Unfortunately, your cat is a pretty tame little kitty, because the question as asked isn't specific enough.
If by trad you mean Irish trad, Scottish trad, etc., then clearly not, prima facie
. It's not generally recognized by players themselves as a standard part of the Irish trad instrumentarium, except to the extent that any instrument may occasionally turn up.
If you mean Hawai'ian trad, then I'd say probably yes, to the extent it's widely perceived as such and has evolved from its Portuguese roots into an emblematic sound in the folk and pop music of Hawai'i.

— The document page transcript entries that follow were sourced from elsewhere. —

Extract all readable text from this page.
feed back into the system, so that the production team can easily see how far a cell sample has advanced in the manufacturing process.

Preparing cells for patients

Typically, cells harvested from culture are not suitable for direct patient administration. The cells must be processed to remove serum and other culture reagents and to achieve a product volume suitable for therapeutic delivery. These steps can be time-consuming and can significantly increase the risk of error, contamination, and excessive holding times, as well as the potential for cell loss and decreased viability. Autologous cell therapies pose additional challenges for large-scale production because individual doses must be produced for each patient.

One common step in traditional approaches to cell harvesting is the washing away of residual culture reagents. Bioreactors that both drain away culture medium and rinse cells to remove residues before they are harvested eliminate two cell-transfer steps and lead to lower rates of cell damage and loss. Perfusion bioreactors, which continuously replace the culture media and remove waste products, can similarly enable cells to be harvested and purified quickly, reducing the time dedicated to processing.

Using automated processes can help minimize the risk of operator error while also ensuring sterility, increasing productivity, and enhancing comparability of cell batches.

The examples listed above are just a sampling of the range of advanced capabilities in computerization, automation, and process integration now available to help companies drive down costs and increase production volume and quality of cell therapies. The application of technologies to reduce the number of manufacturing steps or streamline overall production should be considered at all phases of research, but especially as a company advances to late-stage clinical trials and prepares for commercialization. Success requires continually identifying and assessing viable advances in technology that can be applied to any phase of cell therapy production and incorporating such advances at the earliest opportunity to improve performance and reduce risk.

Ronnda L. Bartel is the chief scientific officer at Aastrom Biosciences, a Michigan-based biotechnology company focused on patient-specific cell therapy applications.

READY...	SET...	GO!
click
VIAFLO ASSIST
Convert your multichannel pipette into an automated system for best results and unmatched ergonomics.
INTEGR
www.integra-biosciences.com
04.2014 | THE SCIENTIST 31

If you mean: Is the ukulele capable of performing Irish trad repertoire, then clearly yes. Both the fingerstyle and rhythmic strum approaches of Irish trad guitar translate fairly directly to ukulele, accounting for only 4 strings and reduced compass. And the reentrant tuning of the higher ukes combined with non-linear "harp" fingerings makes possible a nice simulation of some Irish harping techniques.
Key can be a problem for ensemble and backup playing, as the standard C tuning makes the uke effectively a transposing instrument in F. But that can be approached by capoing, D tuning, translating the IrTrad chord patterns, or a combination of all the above. Guitarists who play in the prevailing Irish tunings of DADGAD and/or Dropped-D may also need to deal with retuning, or translating back to standard tuning.
If you mean: Could the ukulele enter the Irish tradition as guitar and bouzouki have done in fairly recent times? Maybe, but I tend to think not, except for idiosyncratic use. Some of the issues cited above are obstacles. The ground of percussive stringy things is already well-covered, and still not accepted by everyone. And like nylon strung guitar, nylon strung uke is volume-challenged when it comes to meeting backup expectations except in very intimate or amplified settings.
On the other hand, the current surge in ukulele revival interest does parallel the pop interest in banjo and guitar before their entry into Irish trad. So who knows?
Are you interested in Irish trad yourself? Or other kinds of traditional music?